Yooz CEO Laurent Charpentier: Automation Is Crucial For CFO Survival

Yooz CEO Laurent Charpentier Automation For CFO Survival
Photo Courtesy: Laurent Charpentier

By: Sara Evans

As automation technology continues to disrupt industries, C-suite leaders are grappling with how to harness its power to deliver business value.

The accounts payable automation solution leader Yooz recently released a new study showing a deep divide between visions of digital transformation and the harsh realities of implementation.

Despite digital transformation priorities around technology, productivity and cash flow optimization ranking high for business leaders in 2024, only a mere 29% of finance decision-makers rated their organization’s progress as “advanced.” Yooz found that tackling this gap requires a new skill-set, with soft skills now ranking as the most important for finance leaders and CFOs in 2024.

To dig more into this trend and what it means for CFO survival, we sat down with Yooz’s chief executive officer Laurent Charpentier to discuss his perspective and learn how Yooz is helping finance teams evolve for the new era of automation.

How do you see the role of the CFO changing?

Charpentier: CFOs have had to evolve in recent years beyond traditional money management and accounting expertise. There’s an increased focus on finance driving the enterprise’s long-term corporate vision, while also leveraging technology to support greater automation and efficiency in financial operations. They also have had to adapt to constantly changing economic pressures and an unprecedented shift in work models.

This shift requires a more sophisticated skill-set and greater comfort with innovation and technology. Our recent State of Automation in Finance report found that soft skills such as communication (44%), problem-solving (42%), and leadership (39%) were deemed the most important skills for finance leaders and CFOs in 2024. CFOs who are thriving have embraced these new imperatives and become champions of the corporate vision–not just its accounting. They’re looking for ways to add value, increase productivity and bring new solutions to the table.

How is automation impacting finance?

Charpentier: Our State of Automation in Finance report showed that over a third of finance decision-makers plan to focus on enhancing productivity within their teams over the next year, with automation seen as the most effective strategy for driving this productivity.

Accounts payable (AP)  represents a great opportunity for automation among finance teams, as it significantly reduces the likelihood of errors and improves the overall data quality while also reducing manual efforts, which is strongly correlated with increased productivity. We saw that 38% of respondents recognized productivity as a top benefit of AP automation, closely followed by 37% pointing to improved data accuracy.

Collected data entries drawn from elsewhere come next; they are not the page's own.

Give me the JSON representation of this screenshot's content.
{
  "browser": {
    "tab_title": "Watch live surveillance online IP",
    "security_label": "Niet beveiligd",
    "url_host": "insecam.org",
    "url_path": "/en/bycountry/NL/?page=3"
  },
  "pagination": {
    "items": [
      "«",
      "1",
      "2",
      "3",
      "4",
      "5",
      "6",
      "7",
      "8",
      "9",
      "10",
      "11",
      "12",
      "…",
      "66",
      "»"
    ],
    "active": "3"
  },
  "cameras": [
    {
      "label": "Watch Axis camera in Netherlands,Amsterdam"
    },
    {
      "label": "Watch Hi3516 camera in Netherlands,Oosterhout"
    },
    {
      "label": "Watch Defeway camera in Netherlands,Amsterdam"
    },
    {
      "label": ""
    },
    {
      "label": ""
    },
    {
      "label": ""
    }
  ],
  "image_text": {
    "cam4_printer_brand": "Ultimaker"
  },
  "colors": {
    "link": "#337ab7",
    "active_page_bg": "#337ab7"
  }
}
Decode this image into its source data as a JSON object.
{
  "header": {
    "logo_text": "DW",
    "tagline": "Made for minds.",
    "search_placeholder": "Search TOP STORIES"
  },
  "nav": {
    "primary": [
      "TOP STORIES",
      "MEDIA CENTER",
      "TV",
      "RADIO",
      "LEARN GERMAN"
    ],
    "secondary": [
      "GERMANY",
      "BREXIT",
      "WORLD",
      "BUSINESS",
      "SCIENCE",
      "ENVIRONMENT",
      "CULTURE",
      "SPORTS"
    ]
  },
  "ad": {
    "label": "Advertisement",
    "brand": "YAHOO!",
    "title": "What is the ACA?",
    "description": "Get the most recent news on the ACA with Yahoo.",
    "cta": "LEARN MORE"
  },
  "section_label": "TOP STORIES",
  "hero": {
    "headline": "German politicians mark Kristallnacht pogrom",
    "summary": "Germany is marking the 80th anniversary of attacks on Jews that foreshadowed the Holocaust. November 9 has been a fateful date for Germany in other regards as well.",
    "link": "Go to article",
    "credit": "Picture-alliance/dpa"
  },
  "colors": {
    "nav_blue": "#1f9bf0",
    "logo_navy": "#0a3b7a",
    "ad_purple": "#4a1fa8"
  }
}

As AP automation has increased in recent years, we’ve been able to track its impact on the amount of time spent managing vendor invoices. Since 2021, the average time spent on this process alone has dropped by 26%, which highlights the tremendous impact on efficiency and productivity. Thanks to automation, 31% of finance departments capture and process invoices in under two hours.

Yooz’s 2024 State of Automation in Finance report mentions a widening gap between those who have and have not embraced automation. What’s behind this disparity?

Charpentier: Quite simply, some companies have doubled down in their resistance to embracing change. A practical example of this is how some rely so strongly on spreadsheets and refuse to experiment with more efficient technologies and tools.

This will change over time. Finance leaders are realizing that tech-forward and holistic strategies are crucial for survival. Our report found that those using AP automation alongside their Enterprise Resource Planning (ERP) platform increased by 40% from 2022 to 2023. This highlights the drive to use both new and existing technologies to increase productivity and improve decision-making.

What’s next for Yooz?

Charpentier: It’s an exciting time to be in the AP automation space as more and more businesses embrace the unmatched capabilities of automation and AI. Yooz is now celebrating its 10th year in the North American market, where we’ve grown from an emerging player to a recognized leader in AP automation. This is an incredible achievement for our team.

As we look ahead, we’re laser-focused on innovation as we continue to evolve our product to meet the changing needs of customers. This includes continued investments in AI, machine learning, RPA and big data technologies. You can expect to see us expanding our direct sales strategy, as well as continuing to nurture indirect sales channels with referral partners and resellers. Research and education also remain a priority, with reports like our annual State of Automation and Finance serving as the industry standard for finance leaders in their digital transformation journeys.